Muitos outros relatos miraculosos poderiam ser mencionados como aqueles realizados pelos apóstolos ou os do Antigo Testamento cujos atos sobrenaturais de Deus chegam a ser ainda mais surpreendentes tais como as narrativas envolvendo o Monte Sinai e a libertação dos hebreus do Egito.   

Os milagres de Eliseu também impressionam. Só nos primeiros capítulos de 2Reis o profeta divide as águas do rio Jordão, torna potáveis as fontes de Jericó, envia ursas para castigar rapazes irreverentes, multiplica o azeite da viúva, faz a predição do nascimento de um filho de uma sunamita, ressuscita o filho da mulher sunamita, purifica o cozido envenenado, cura a lepra de Naamã, faz boiar um machado, dá visão especial ao mensageiro do rei, cega exército sírio e faz um homem ressuscitar. 

Lição dos milagres relatados na Bíblia: eram passíveis de serem constatados, eram milagres reconhecíveis, razão pela qual muitas testemunhas glorificavam a Deus por reconhecerem nesses atos o poder e a glória divinas. Esse é o padrão reincidente nos milagres bíblicos. Em todos os exemplos o milagre era visível. A abertura do mar Vermelho com a consequente travessia em solo seco dos israelitas foi presenciada pelos beneficiados e pelos egípcios; ambos interpretaram aquilo como manifestação sobrenatural do poder de Deus. 

No milagre das bodas de Caná (João 2.1-11) Jesus transformou literalmente água em vinho. Com esse milagre ele deu início aos seus sinais em Caná da Galileia e fez com que seus discípulos passassem a crer em nEle e no seu poder. As testemunhas constataram que o que era água se transformou em vinho, passou a ter a aparência da apreciada bebida, e o que tinha gosto de água passou a ter gosto de vinho: um milagre constatável, visível.  


Diagnóstico Bíblico da Transubstanciação

O suposto "milagre" da transubstanciação não é reconhecível como tal. Não há na Bíblia esse tipo de "milagre".
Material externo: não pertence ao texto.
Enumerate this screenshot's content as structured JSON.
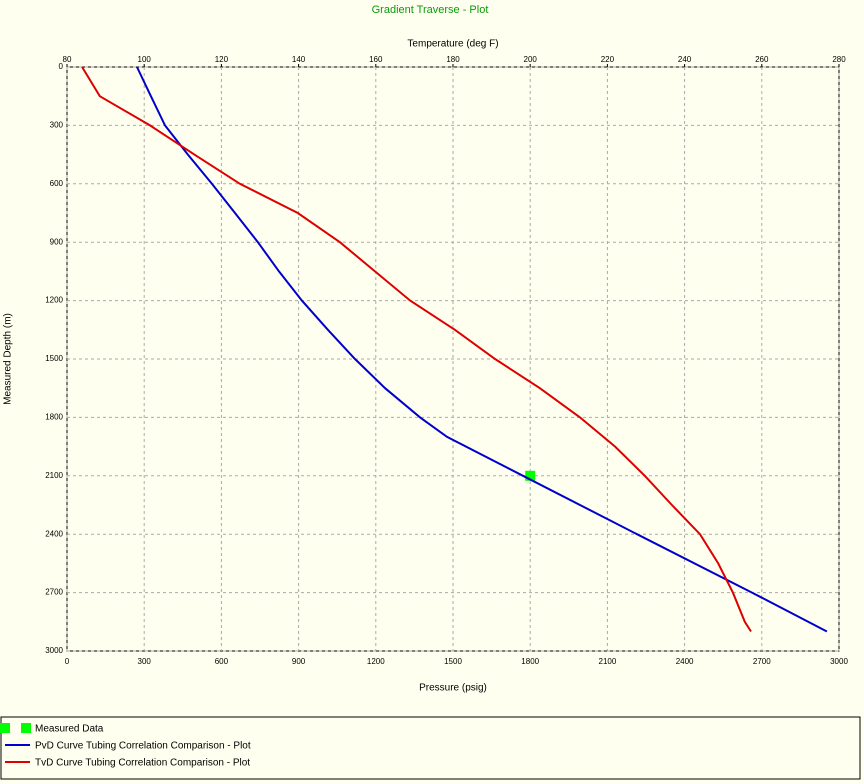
{
  "chart_data": {
    "type": "depth-profile",
    "title": "Gradient Traverse - Plot",
    "xlabel": "Pressure  (psig)",
    "x2label": "Temperature  (deg F)",
    "ylabel": "Measured Depth  (m)",
    "xlim": [
      0,
      3000
    ],
    "xticks": [
      0,
      300,
      600,
      900,
      1200,
      1500,
      1800,
      2100,
      2400,
      2700,
      3000
    ],
    "x2lim": [
      80,
      280
    ],
    "x2ticks": [
      80,
      100,
      120,
      140,
      160,
      180,
      200,
      220,
      240,
      260,
      280
    ],
    "ylim": [
      0,
      3000
    ],
    "yticks": [
      0,
      300,
      600,
      900,
      1200,
      1500,
      1800,
      2100,
      2400,
      2700,
      3000
    ],
    "y_inverted": true,
    "grid": true,
    "series": [
      {
        "name": "Measured Data",
        "color": "#00ff00",
        "marker": "square",
        "axis": "x",
        "x": [
          1800
        ],
        "y": [
          2100
        ]
      },
      {
        "name": "PvD Curve Tubing Correlation Comparison - Plot",
        "color": "#0000cc",
        "axis": "x",
        "x": [
          272,
          326,
          381,
          470,
          563,
          653,
          742,
          824,
          913,
          1014,
          1119,
          1236,
          1372,
          1477,
          1772,
          2215,
          2662,
          2953
        ],
        "y": [
          0,
          150,
          300,
          450,
          600,
          750,
          900,
          1050,
          1200,
          1350,
          1500,
          1650,
          1800,
          1900,
          2100,
          2400,
          2700,
          2900
        ]
      },
      {
        "name": "TvD Curve Tubing Correlation Comparison - Plot",
        "color": "#dd0000",
        "axis": "x2",
        "x": [
          83.9,
          88.5,
          101.5,
          113,
          124.8,
          139.8,
          150.7,
          159.8,
          168.9,
          180.5,
          190.9,
          202.5,
          212.9,
          222,
          229.7,
          236.7,
          244,
          248.7,
          252.5,
          255.6,
          257.2
        ],
        "y": [
          0,
          150,
          300,
          450,
          600,
          750,
          900,
          1050,
          1200,
          1350,
          1500,
          1650,
          1800,
          1950,
          2100,
          2250,
          2400,
          2550,
          2700,
          2850,
          2900
        ]
      }
    ]
  }
}
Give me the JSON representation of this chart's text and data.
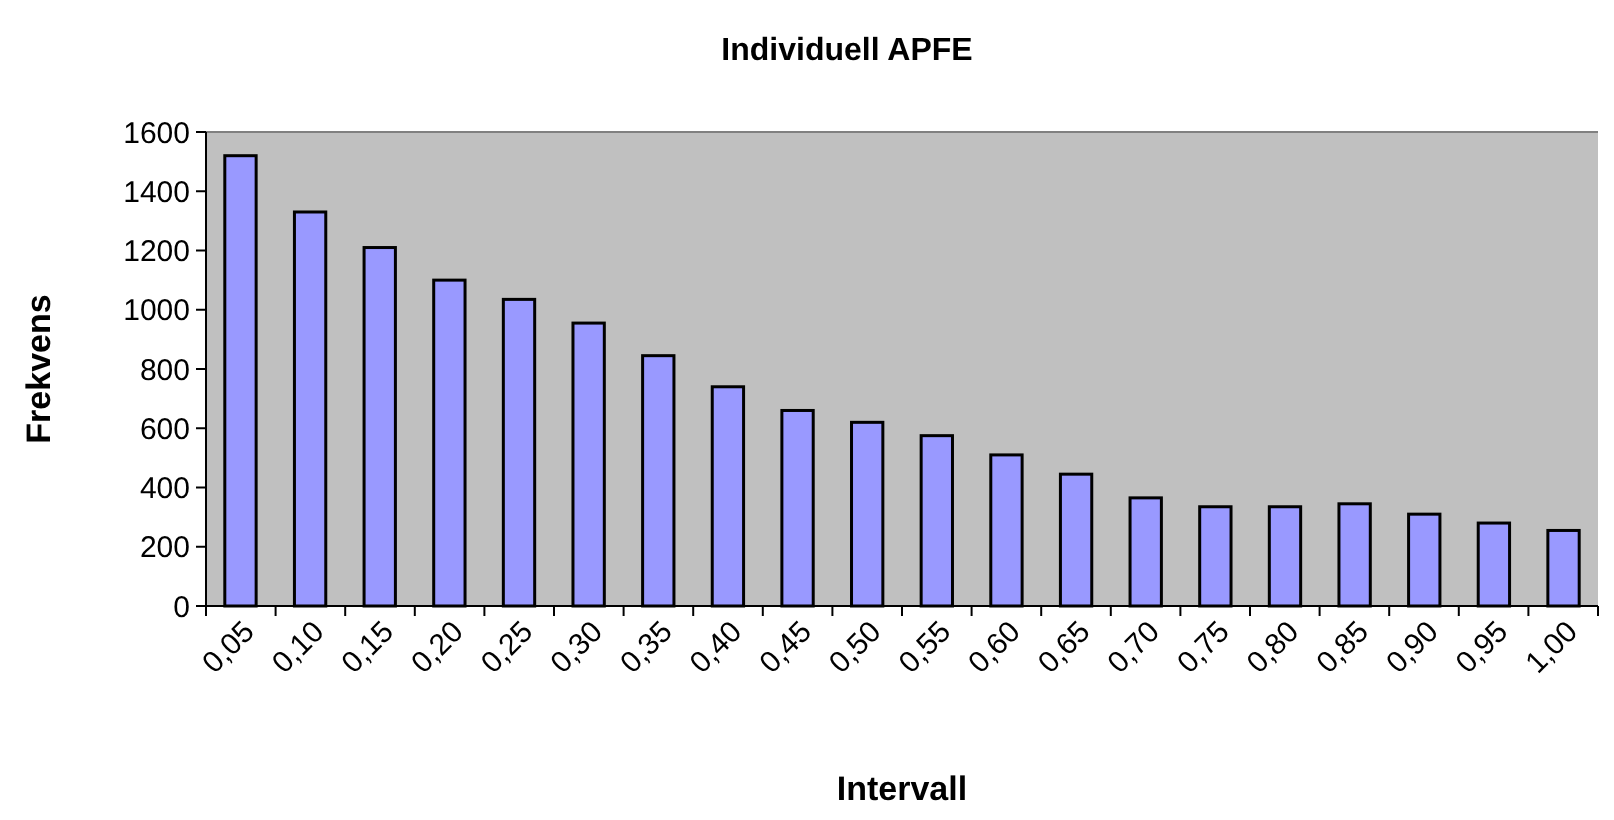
{
  "chart_data": {
    "type": "bar",
    "title": "Individuell APFE",
    "xlabel": "Intervall",
    "ylabel": "Frekvens",
    "categories": [
      "0,05",
      "0,10",
      "0,15",
      "0,20",
      "0,25",
      "0,30",
      "0,35",
      "0,40",
      "0,45",
      "0,50",
      "0,55",
      "0,60",
      "0,65",
      "0,70",
      "0,75",
      "0,80",
      "0,85",
      "0,90",
      "0,95",
      "1,00"
    ],
    "values": [
      1520,
      1330,
      1210,
      1100,
      1035,
      955,
      845,
      740,
      660,
      620,
      575,
      510,
      445,
      365,
      335,
      335,
      345,
      310,
      280,
      255
    ],
    "color": "#9999ff",
    "ylim": [
      0,
      1600
    ],
    "yticks": [
      0,
      200,
      400,
      600,
      800,
      1000,
      1200,
      1400,
      1600
    ],
    "grid": false
  }
}
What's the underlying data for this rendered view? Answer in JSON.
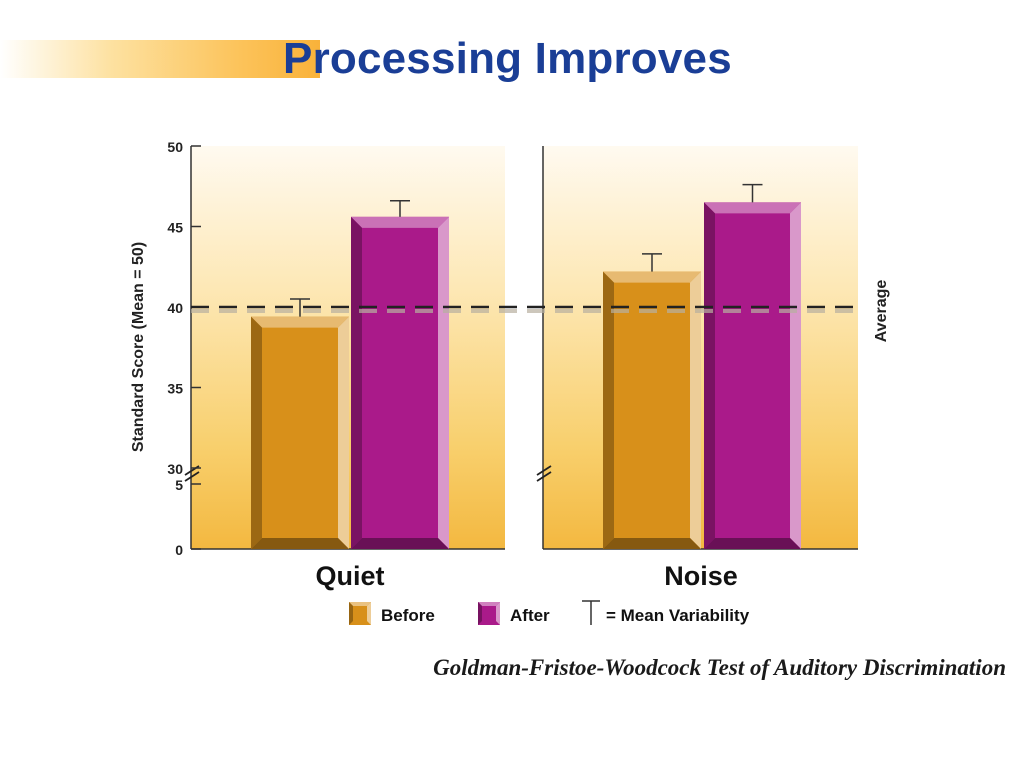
{
  "slide": {
    "title_first": "P",
    "title_rest": "rocessing Improves",
    "caption": "Goldman-Fristoe-Woodcock Test of Auditory Discrimination"
  },
  "chart_data": {
    "type": "bar",
    "ylabel": "Standard Score (Mean = 50)",
    "categories": [
      "Quiet",
      "Noise"
    ],
    "series": [
      {
        "name": "Before",
        "values": [
          39.4,
          42.2
        ],
        "error_top": [
          40.5,
          43.3
        ],
        "color": "#d8901a"
      },
      {
        "name": "After",
        "values": [
          45.6,
          46.5
        ],
        "error_top": [
          46.6,
          47.6
        ],
        "color": "#aa1a8a"
      }
    ],
    "y_ticks": [
      0,
      5,
      30,
      35,
      40,
      45,
      50
    ],
    "y_axis_break": [
      5,
      30
    ],
    "ylim": [
      0,
      50
    ],
    "reference_line": {
      "value": 40,
      "label": "Average"
    },
    "legend": {
      "before": "Before",
      "after": "After",
      "variability": "= Mean Variability",
      "placement": "bottom"
    },
    "grid": false
  }
}
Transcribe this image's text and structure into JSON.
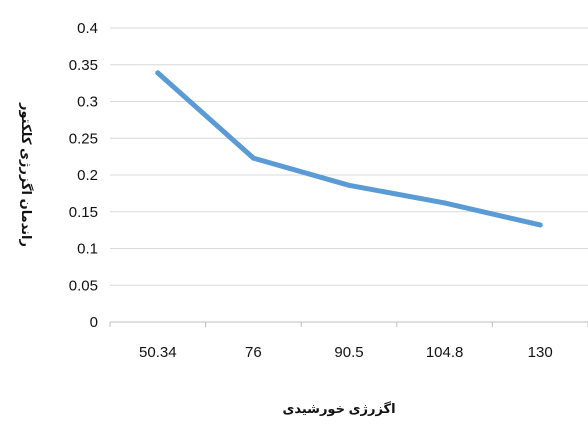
{
  "chart_data": {
    "type": "line",
    "title": "",
    "xlabel": "اگزرژی خورشیدی",
    "ylabel": "راندمان اگزرژی کلکتور",
    "categories": [
      "50.34",
      "76",
      "90.5",
      "104.8",
      "130"
    ],
    "series": [
      {
        "values": [
          0.339,
          0.223,
          0.186,
          0.162,
          0.132
        ],
        "color": "#5B9BD5"
      }
    ],
    "ylim": [
      0,
      0.4
    ],
    "yticks": [
      "0",
      "0.05",
      "0.1",
      "0.15",
      "0.2",
      "0.25",
      "0.3",
      "0.35",
      "0.4"
    ],
    "grid": "horizontal",
    "legend": "none"
  },
  "colors": {
    "gridline": "#d9d9d9",
    "axis": "#bfbfbf",
    "text": "#111111"
  }
}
Quando a igreja católica afirma, portanto, que no momento em que o padre consagra o pão e o vinho na santa missa ocorre a transubstanciação, estamos diante não de um milagre constatável, mas de uma constatada e visível fraude; e quando a igreja católica diz que durante a transubstanciação somente a substância dos elementos muda e não a aparência, presenciamos a tentativa óbvia de encobrimento de uma fraude. 

Doutrina da transubstanciação: reprovada pelas Escrituras.